Мать Наталия, вполне оправившаяся от изумления, внесла поднос с кофейником и чашками. Присутствовали также и сладкие пирожки, а сахар был наколот с ювелирным изяществом — надо думать, дабы не посрамить обитель в глазах чужестранца. Знали б сестры, что сей француз-иезуит — сын Прасковьи из села Сабурово!
— Зачем же ты теперь в России, Филипп? — спросила игуменья после того, как молодой священник несколько подкрепил силы. — Впрочем… можешь не говорить, догадалась.
— Не сомневался и мгновения, что догадаетесь. Конечно, я прибыл поклониться святому королю. О прошлый месяц мне уже довелось совершить сие пилигримство… паломничество в Москву. Ну и к тому же… — священник замялся. — Дела орденские в России не слишком хороши. Я был рад, когда представилась возможность послужить тут.
— Знаю, знаю… — игуменья сделала вид, что отпила еще глоток. Сердце еще частило от неосмотрительного сделанного предыдущего. — Екатерина Великая ценила опыт борьбы с каменщиками, накопленный Орденом Иисуса. Увы, при нынешнем помазаннике масонство вновь подняло головы. Ты, мнится мне, отче, здесь не вполне легален?
— Наполовину, — усмехнулся отец Филипп. — Как католический священник и преподаватель у Николя — вполне. Как коадъютор — тайно. После указа от 1820 года иначе и невозможно.

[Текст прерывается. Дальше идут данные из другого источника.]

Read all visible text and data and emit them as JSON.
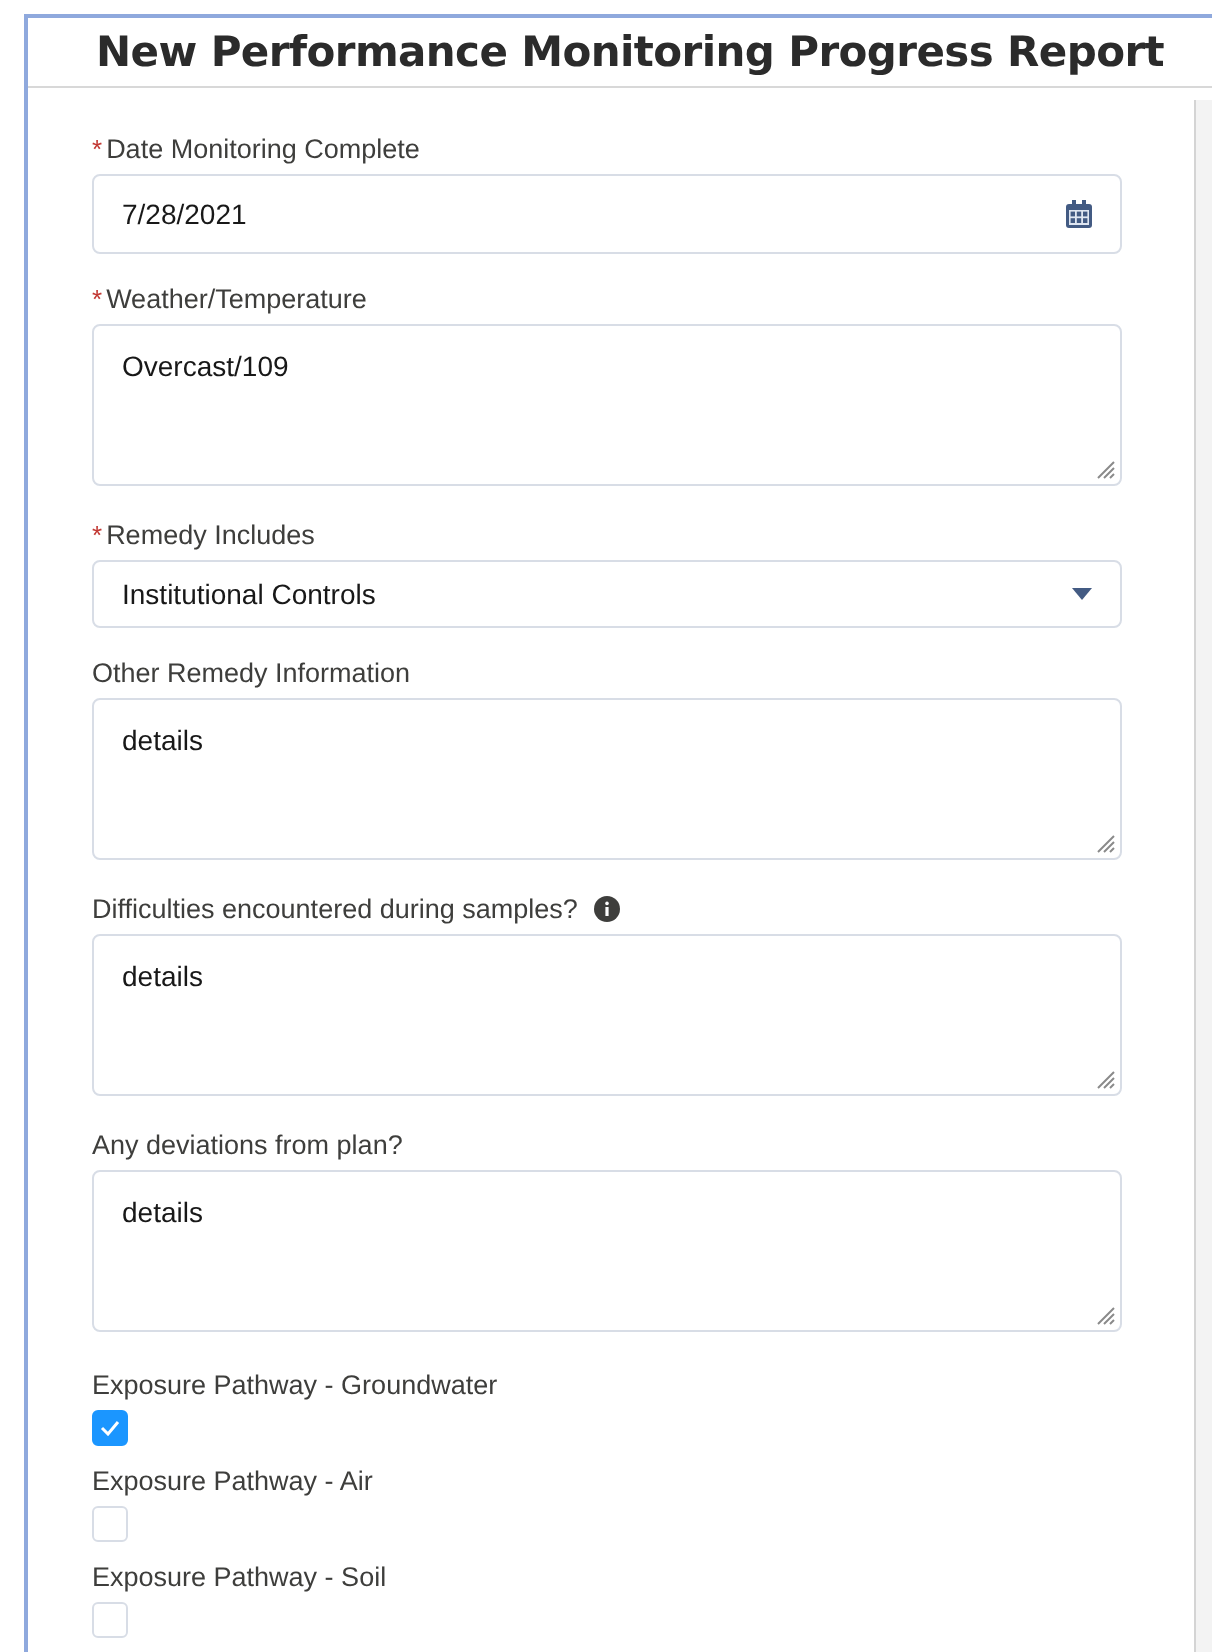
{
  "title": "New Performance Monitoring Progress Report",
  "fields": [
    {
      "kind": "date",
      "label": "Date Monitoring Complete",
      "required_mark": "*",
      "value": "7/28/2021"
    },
    {
      "kind": "textarea",
      "label": "Weather/Temperature",
      "required_mark": "*",
      "value": "Overcast/109"
    },
    {
      "kind": "select",
      "label": "Remedy Includes",
      "required_mark": "*",
      "value": "Institutional Controls"
    },
    {
      "kind": "textarea",
      "label": "Other Remedy Information",
      "value": "details"
    },
    {
      "kind": "textarea",
      "label": "Difficulties encountered during samples?",
      "info": true,
      "value": "details"
    },
    {
      "kind": "textarea",
      "label": "Any deviations from plan?",
      "value": "details"
    },
    {
      "kind": "checkbox",
      "label": "Exposure Pathway - Groundwater",
      "checked": true
    },
    {
      "kind": "checkbox",
      "label": "Exposure Pathway - Air",
      "checked": false
    },
    {
      "kind": "checkbox",
      "label": "Exposure Pathway - Soil",
      "checked": false
    }
  ]
}
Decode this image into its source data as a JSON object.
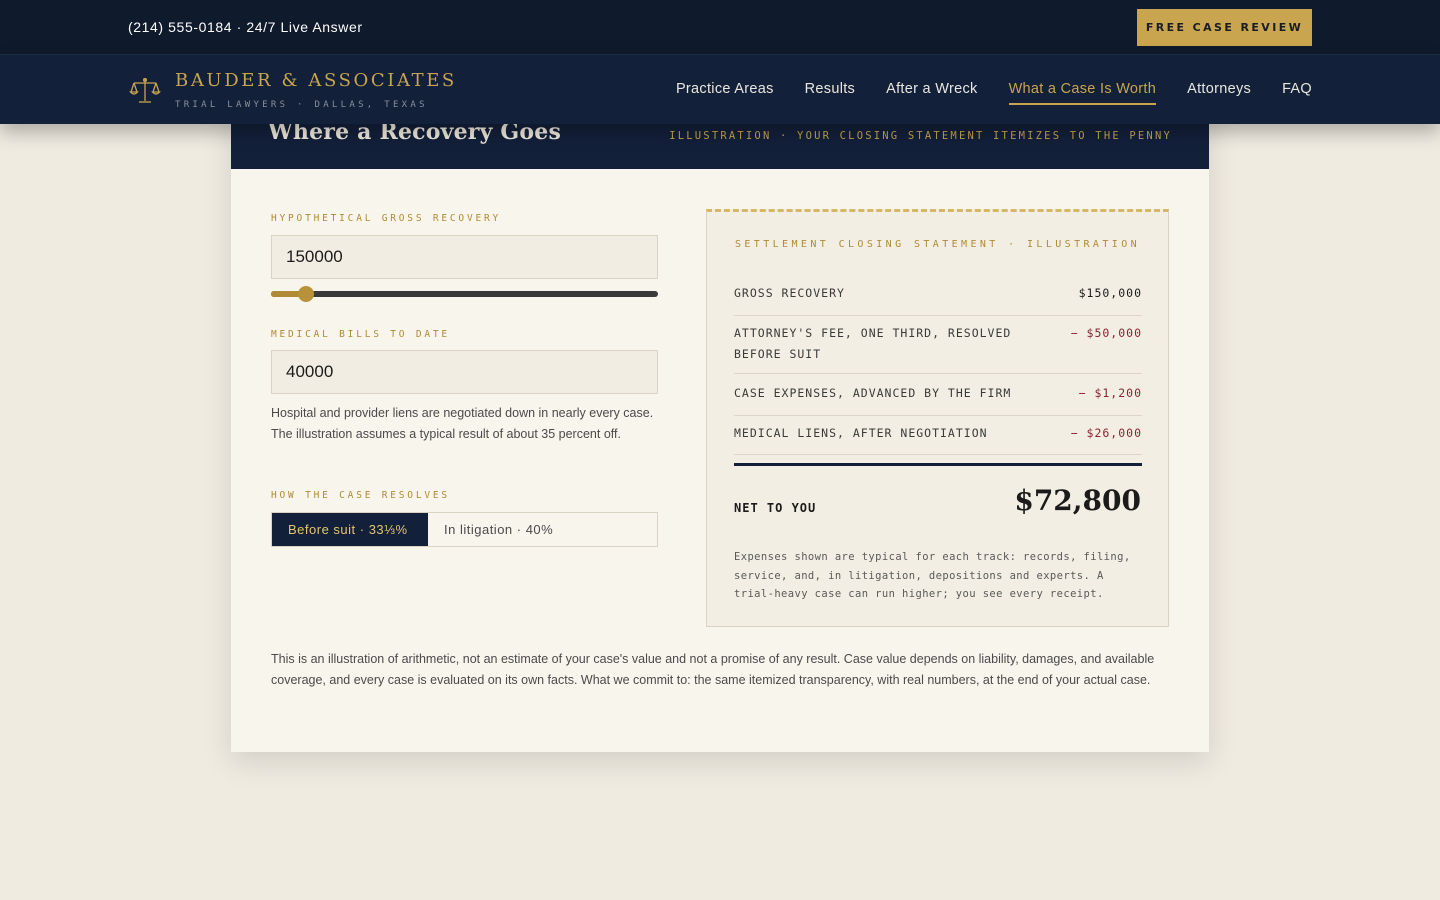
{
  "utility_bar": {
    "phone_text": "(214) 555-0184 · 24/7 Live Answer",
    "cta_label": "FREE CASE REVIEW"
  },
  "brand": {
    "name": "BAUDER & ASSOCIATES",
    "tagline": "TRIAL LAWYERS · DALLAS, TEXAS",
    "icon": "scales-of-justice-icon",
    "accent_color": "#c8a54e"
  },
  "nav": {
    "items": [
      {
        "label": "Practice Areas"
      },
      {
        "label": "Results"
      },
      {
        "label": "After a Wreck"
      },
      {
        "label": "What a Case Is Worth"
      },
      {
        "label": "Attorneys"
      },
      {
        "label": "FAQ"
      }
    ],
    "active_item": "What a Case Is Worth"
  },
  "card": {
    "title": "Where a Recovery Goes",
    "subtitle": "ILLUSTRATION · YOUR CLOSING STATEMENT ITEMIZES TO THE PENNY"
  },
  "calculator": {
    "gross_label": "HYPOTHETICAL GROSS RECOVERY",
    "gross_value": "150000",
    "gross_slider_fraction": 0.09,
    "medical_label": "MEDICAL BILLS TO DATE",
    "medical_value": "40000",
    "medical_help": "Hospital and provider liens are negotiated down in nearly every case. The illustration assumes a typical result of about 35 percent off.",
    "resolve_label": "HOW THE CASE RESOLVES",
    "resolve_options": [
      {
        "label": "Before suit · 33⅓%"
      },
      {
        "label": "In litigation · 40%"
      }
    ],
    "resolve_selected": "Before suit · 33⅓%"
  },
  "statement": {
    "heading": "SETTLEMENT CLOSING STATEMENT · ILLUSTRATION",
    "rows": [
      {
        "label": "GROSS RECOVERY",
        "amount": "$150,000"
      },
      {
        "label": "ATTORNEY'S FEE, ONE THIRD, RESOLVED BEFORE SUIT",
        "amount": "− $50,000"
      },
      {
        "label": "CASE EXPENSES, ADVANCED BY THE FIRM",
        "amount": "− $1,200"
      },
      {
        "label": "MEDICAL LIENS, AFTER NEGOTIATION",
        "amount": "− $26,000"
      }
    ],
    "net_label": "NET TO YOU",
    "net_amount": "$72,800",
    "note": "Expenses shown are typical for each track: records, filing, service, and, in litigation, depositions and experts. A trial-heavy case can run higher; you see every receipt."
  },
  "disclaimer": "This is an illustration of arithmetic, not an estimate of your case's value and not a promise of any result. Case value depends on liability, damages, and available coverage, and every case is evaluated on its own facts. What we commit to: the same itemized transparency, with real numbers, at the end of your actual case."
}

— Все наоборот делает против бабкиного! Ну да ладно.
— Могу ли я задать один вопрос?
— А можешь и не спрашивать, и так отвечу, — игуменья негромко рассмеялась. — Да, причина потаканья лености моих внуков тобою, отче, угадана. Боле двух десятков лет тому, как ты знаешь, французскими каменщиками был украден мальчик. Второй раз я такого не потерплю. По стране идет смута, и покуда оная не уляжется, все беззащитные члены семьи моей останутся здесь, в этих стенах, что не однажды укрывали Сабуровых и де Роскофов.
— Я буду в отпуску сколько потребуется. — Отец Филипп улыбнулся. — Заодно позанимаюсь немного с мальчиками, чтоб жизнь им не казалась вовсе уж мёдом. Точнее — мороженым. Быть может, коль скоро я сейчас единственный мужчина, мне имеет смысл патрулировать ночами стены? Оружия я с собою прихватил. Стрелок я меткий и вполне могу лишить боеспособности, не лишая при этом жизни.